Introducing Your Child to Jazz

Recently, I’ve been listening to jazz a lot with my children. What can I say? It is like comfort food for me. I play it in the morning, around dinner time; it’s a Scott thing. Anyway, it got me thinking of an article I wrote a while back for Green Spot Blue (a literary parenting online magazine) about jazz and parenting.

In it, I recommend some records for the young listener and give some parental suggestions on how to listen to the music with the younglings.

Here is the beginning of the article:

As parents we all want the best for our kids, and our plans are filled with the best intentions.  Many times this relates to music and our desire for our kids to know more than just what is on the pop stations. Some parents may try to listen to classical more, but for me I have always chosen jazz. Jazz, above all other music genres, seems to me to sing of creativity, the thrill of thinking outside the box. Songs are filled with experimentations, expressions. You feel love more, you feel pain more. There is a story there that surpasses any you may hear in the lyrics of a country song.

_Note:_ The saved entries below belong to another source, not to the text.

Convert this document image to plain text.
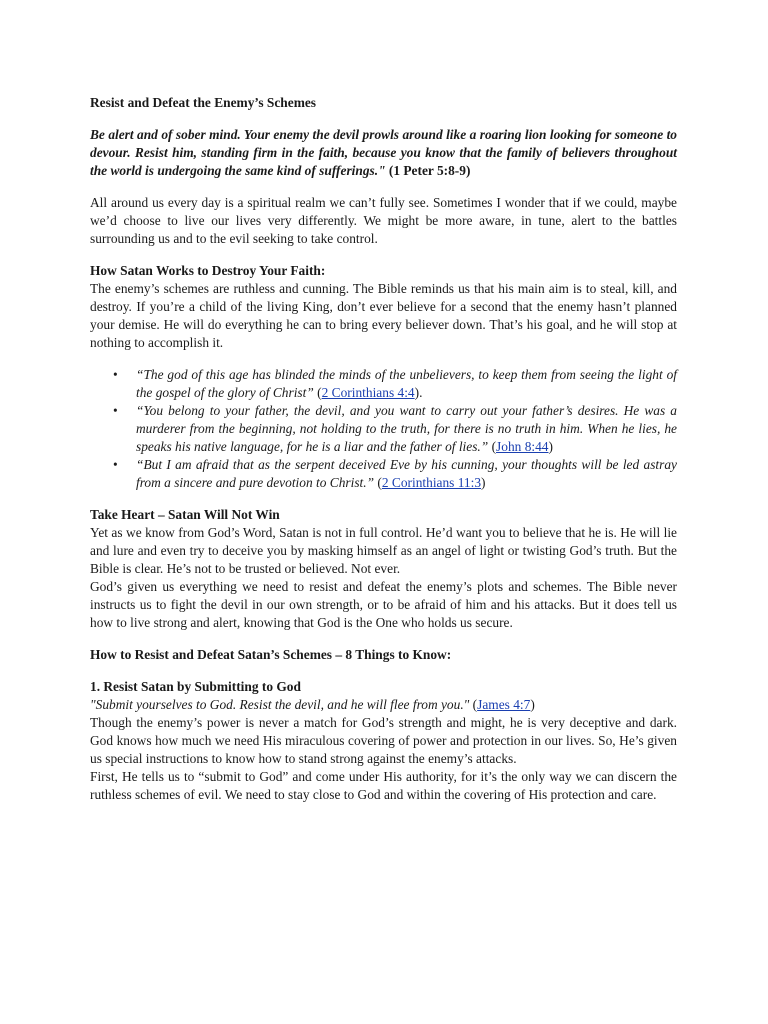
Resist and Defeat the Enemy’s Schemes

Be alert and of sober mind. Your enemy the devil prowls around like a roaring lion looking for someone to devour. Resist him, standing firm in the faith, because you know that the family of believers throughout the world is undergoing the same kind of sufferings." (1 Peter 5:8-9)

All around us every day is a spiritual realm we can’t fully see. Sometimes I wonder that if we could, maybe we’d choose to live our lives very differently. We might be more aware, in tune, alert to the battles surrounding us and to the evil seeking to take control.

How Satan Works to Destroy Your Faith:

The enemy’s schemes are ruthless and cunning. The Bible reminds us that his main aim is to steal, kill, and destroy. If you’re a child of the living King, don’t ever believe for a second that the enemy hasn’t planned your demise. He will do everything he can to bring every believer down. That’s his goal, and he will stop at nothing to accomplish it.

• “The god of this age has blinded the minds of the unbelievers, to keep them from seeing the light of the gospel of the glory of Christ” (2 Corinthians 4:4).
• “You belong to your father, the devil, and you want to carry out your father’s desires. He was a murderer from the beginning, not holding to the truth, for there is no truth in him. When he lies, he speaks his native language, for he is a liar and the father of lies.” (John 8:44)
• “But I am afraid that as the serpent deceived Eve by his cunning, your thoughts will be led astray from a sincere and pure devotion to Christ.” (2 Corinthians 11:3)

Take Heart – Satan Will Not Win

Yet as we know from God’s Word, Satan is not in full control. He’d want you to believe that he is. He will lie and lure and even try to deceive you by masking himself as an angel of light or twisting God’s truth. But the Bible is clear. He’s not to be trusted or believed. Not ever.

God’s given us everything we need to resist and defeat the enemy’s plots and schemes. The Bible never instructs us to fight the devil in our own strength, or to be afraid of him and his attacks. But it does tell us how to live strong and alert, knowing that God is the One who holds us secure.

How to Resist and Defeat Satan’s Schemes – 8 Things to Know:

1. Resist Satan by Submitting to God

"Submit yourselves to God. Resist the devil, and he will flee from you." (James 4:7)

Though the enemy’s power is never a match for God’s strength and might, he is very deceptive and dark. God knows how much we need His miraculous covering of power and protection in our lives. So, He’s given us special instructions to know how to stand strong against the enemy’s attacks.

First, He tells us to “submit to God” and come under His authority, for it’s the only way we can discern the ruthless schemes of evil. We need to stay close to God and within the covering of His protection and care.
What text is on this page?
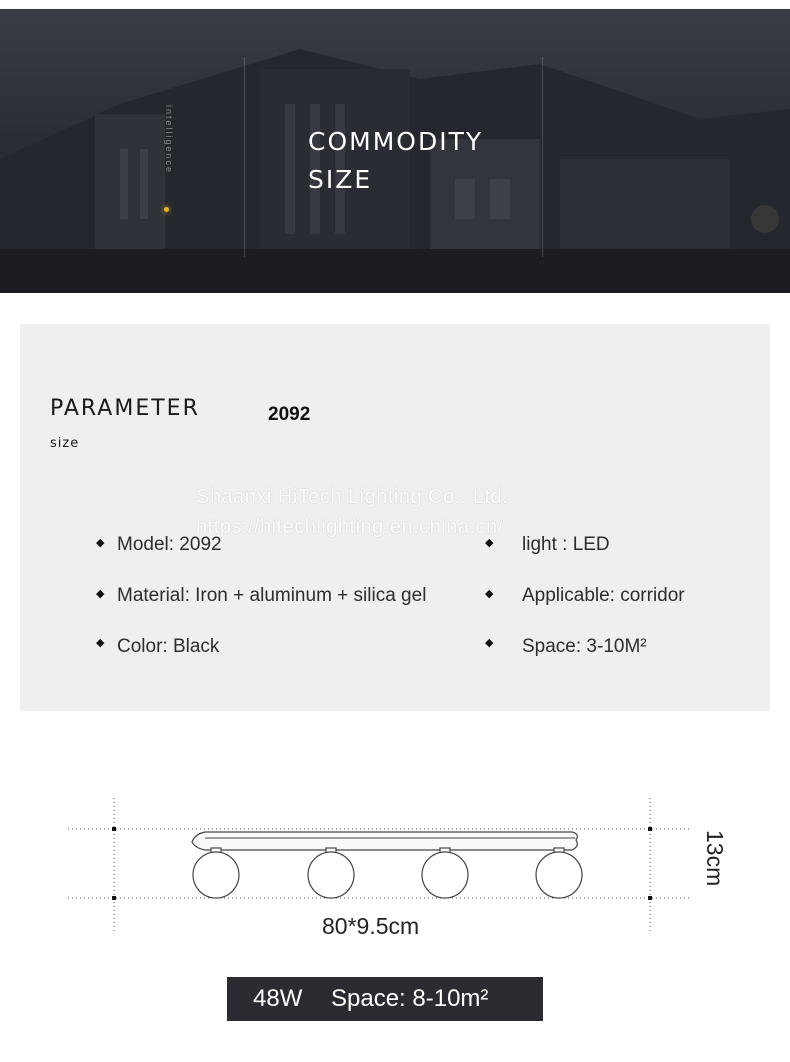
intelligence	COMMODITY
SIZE
PARAMETER
size
2092
Shaanxi HiTech Lighting Co., Ltd.
https://hitechlighting.en.china.cn/
◆ Model: 2092
◆ Material: Iron + aluminum + silica gel
◆ Color: Black
◆ light : LED
◆ Applicable: corridor
◆ Space: 3-10M²
80*9.5cm
13cm
48W Space: 8-10m²
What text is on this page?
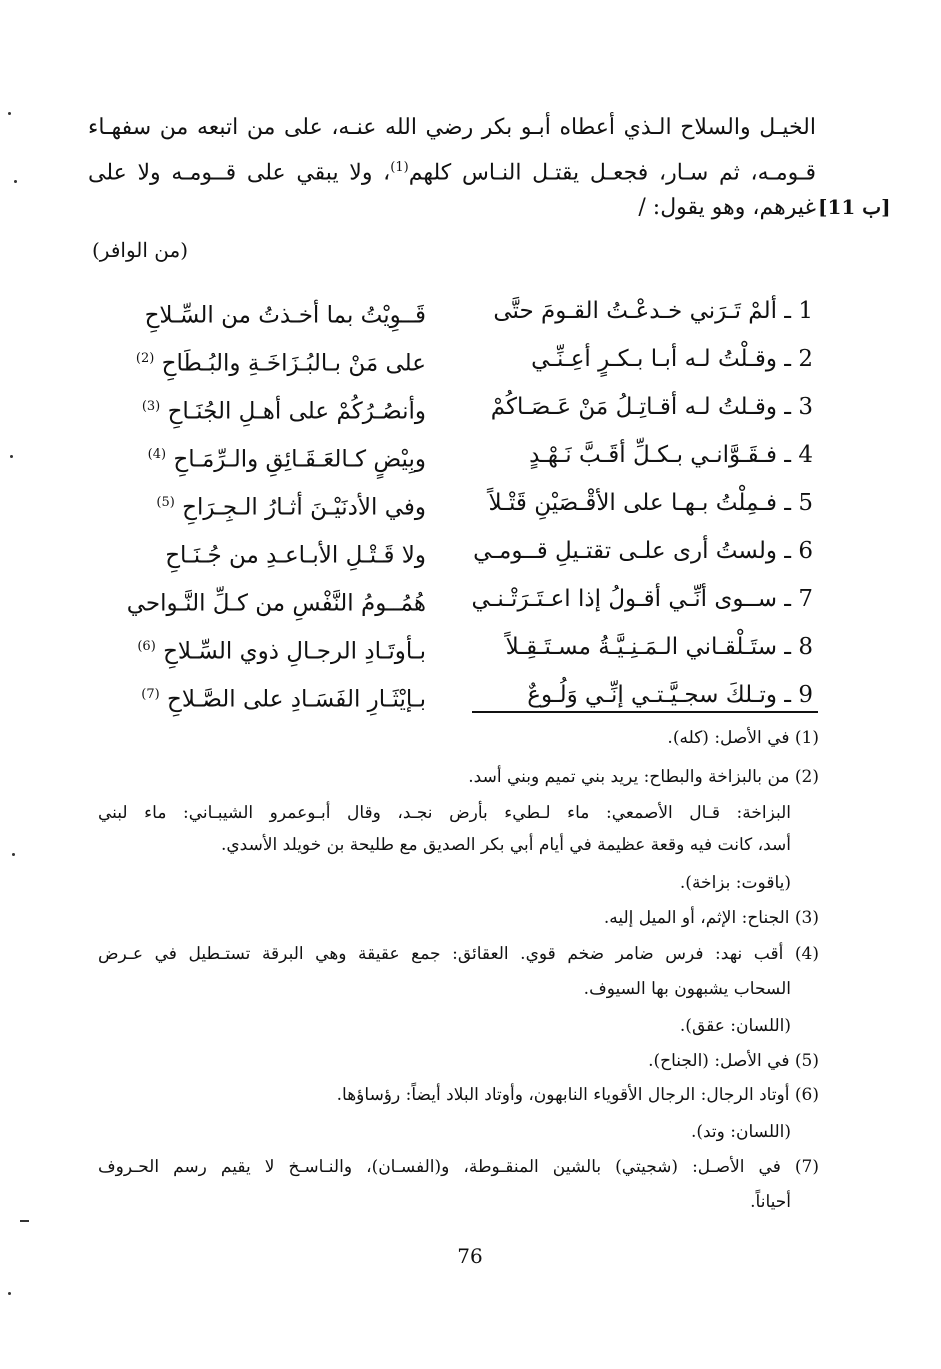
الخيـل والسلاح الـذي أعطاه أبـو بكر رضي الله عنـه، على من اتبعه من سفهـاء
قـومـه، ثم سـار، فجعـل يقتـل النـاس كلهم$^{(1)}$، ولا يبقي على قــومـه ولا على
غيرهم، وهو يقول: / [11 ب]
(من الوافر)
1 ـ ألمْ تَـرَني خـدعْـتُ القـومَ حتَّى
قَــوِيْتُ بما أخـذتُ من السِّـلاحِ
2 ـ وقـلْتُ لـه أبـا بـكـرٍ أعِـنِّـي
على مَنْ بـالبُـزَاخَـةِ والبُـطَاحِ $^{(2)}$
3 ـ وقـلتُ لـه أقـاتِـلُ مَنْ عَـصَـاكُمْ
وأنصُـرُكُمْ على أهـلِ الجُنَـاحِ $^{(3)}$
4 ـ فـقَـوَّانـي بـكـلِّ أقَـبَّ نَـهْـدٍ
وبِيْضٍ كـالعَـقَـائِقِ والـرِّمَـاحِ $^{(4)}$
5 ـ فـمِلْتُ بـهـا على الأقْـصَيْنِ قَتْـلاً
وفي الأدنَيْـنَ أثـارُ الـجِـرَاحِ $^{(5)}$
6 ـ ولستُ أرى علـى تقتـيلِ قــومـي
ولا قَـتْـلِ الأبـاعـدِ من جُـنَـاحِ
7 ـ ســوى أنِّـي أقـولُ إذا اعـتَـرَتْـنـي
هُمُــومُ النَّفْسِ من كـلِّ النَّـواحي
8 ـ ستَـلْقـاني الـمَـنِـيَّـةُ مسـتَـقِـلاً
بـأوتَـادِ الرجـالِ ذوي السِّـلاحِ $^{(6)}$
9 ـ وتـلكَ سجـيَّـتـي إنِّـي وَلُـوعٌ
بـإيْثَـارِ الفَسَـادِ على الصَّـلاحِ $^{(7)}$
(1) في الأصل: (كله).
(2) من بالبزاخة والبطاح: يريد بني تميم وبني أسد.
البزاخة: قـال الأصمعي: ماء لـطيء بأرض نجـد، وقال أبـوعمرو الشيبـاني: ماء لبني
أسد، كانت فيه وقعة عظيمة في أيام أبي بكر الصديق مع طليحة بن خويلد الأسدي.
(ياقوت: بزاخة).
(3) الجناح: الإثم، أو الميل إليه.
(4) أقب نهد: فرس ضامر ضخم قوي. العقائق: جمع عقيقة وهي البرقة تستـطيل في عـرض
السحاب يشبهون بها السيوف.
(اللسان: عقق).
(5) في الأصل: (الجناح).
(6) أوتاد الرجال: الرجال الأقوياء النابهون، وأوتاد البلاد أيضاً: رؤساؤها.
(اللسان: وتد).
(7) في الأصـل: (شجيتي) بالشين المنقـوطة، و(الفسـان)، والنـاسـخ لا يقيم رسم الحـروف
أحياناً.
76
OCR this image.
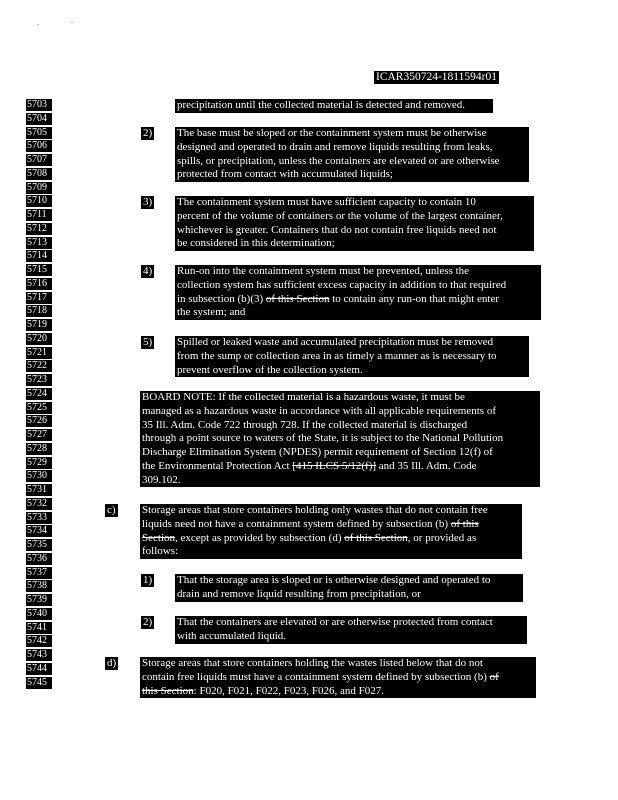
ICAR350724-1811594r01
5703
5704
5705
5706
5707
5708
5709
5710
5711
5712
5713
5714
5715
5716
5717
5718
5719
5720
5721
5722
5723
5724
5725
5726
5727
5728
5729
5730
5731
5732
5733
5734
5735
5736
5737
5738
5739
5740
5741
5742
5743
5744
5745
precipitation until the collected material is detected and removed.
2) The base must be sloped or the containment system must be otherwise
designed and operated to drain and remove liquids resulting from leaks,
spills, or precipitation, unless the containers are elevated or are otherwise
protected from contact with accumulated liquids;
3) The containment system must have sufficient capacity to contain 10
percent of the volume of containers or the volume of the largest container,
whichever is greater. Containers that do not contain free liquids need not
be considered in this determination;
4) Run-on into the containment system must be prevented, unless the
collection system has sufficient excess capacity in addition to that required
in subsection (b)(3) of this Section to contain any run-on that might enter
the system; and
5) Spilled or leaked waste and accumulated precipitation must be removed
from the sump or collection area in as timely a manner as is necessary to
prevent overflow of the collection system.
BOARD NOTE: If the collected material is a hazardous waste, it must be
managed as a hazardous waste in accordance with all applicable requirements of
35 Ill. Adm. Code 722 through 728. If the collected material is discharged
through a point source to waters of the State, it is subject to the National Pollution
Discharge Elimination System (NPDES) permit requirement of Section 12(f) of
the Environmental Protection Act [415 ILCS 5/12(f)] and 35 Ill. Adm. Code
309.102.
c) Storage areas that store containers holding only wastes that do not contain free
liquids need not have a containment system defined by subsection (b) of this
Section, except as provided by subsection (d) of this Section, or provided as
follows:
1) That the storage area is sloped or is otherwise designed and operated to
drain and remove liquid resulting from precipitation, or
2) That the containers are elevated or are otherwise protected from contact
with accumulated liquid.
d) Storage areas that store containers holding the wastes listed below that do not
contain free liquids must have a containment system defined by subsection (b) of
this Section: F020, F021, F022, F023, F026, and F027.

The problem is that many times when we parents sit back and look at our own musical choices, we can’t help but feel guilty. Usually it is the same artists, the same albums; we return to the comfort of what we like the most, not realizing that our child is hearing the same thing again… and again… and again….

Well, for the parent that wants to introduce their child to America’s great original artform, might I recommend 7 classical jazz albums to share with the family. Consider this an opportunity to lose The Wiggles, this is an introduction to jazz.

I go on in the article to recommend work by Miles Davis, John Coltrane, Louis Armstrong, Charles Mingus, and others. You can check out the article here.

I still stand by my anti-Wiggles statement.

6 thoughts on “Introducing Your Child to Jazz

  1. I think it is a great idea to expose children to jazz (and indeed other genres of music) from early on. My father has always been a huge jazz lover and I remember him listening to Art Van Damme and the like- music that i could not relate to- nor did I find accessible (it was Abba for me- all the way from when I was 4 years old..) Choosing pieces and artits that are relatable are they key in educationg anyone really about any sort of music. I still struggle with jazz… and wish I had been listening to it more growing up. I’m going to hit your suggestions… Miles Davis has always been a difficult one for me… Having said that, I love discovering a whole new genre…

    • Thanks a lot! I hope you like the suggestions. I have to admit the reference to ABBA made me laugh. Miles Davis is a hard nut to crack. There are periods in his music history I love (late 50’s-early 60’s) while others I find painful (anything he did in the 70’s).

  2. Great article! Charles Mingus is awesome.

    I never listened to jazz as a child, and tend to be a bit biased against it (but only because it was the hold music for the financial aid office in college, and I spent way too many hours on hold with them). My boyfriend likes jazz though, so I’ve been trying to give it another chance and discover artists that I like. I’ll have to check out some of the other artists you mentioned!

    • Jazz, for the adult listener, I find to be a little more intense. I mean, it’s not really background music per se (Coltrane demands attention, in a way); more like classical music because of that. I would recommend Mingus. James Carter is a contemporary saxophonist who is really good.

  3. Agreed on the anti-Wiggles statement. No need to treat our children as idiots, especially musically. They can handle a lot more (complex) music than many educators give them credit for. I like to sing Nina Simone to my twins (now 20 months) and play all sorts of songs all day long on my iPhone. They get used to sounds from all over the world and many they find catchy enough to dance to. African women singers for example, or Algerian rai. Plus, of course, Nina Simone. Of that I am shamelessly proud.

    • That is awesome and you should be proud, definitely (And who doesn’t love Nina Simone!? I have some on my iphone). To introduce my kids to different music styles and cultures I got some CDs by Putumayo, they have a great series for kids and music. I recommend you check some out.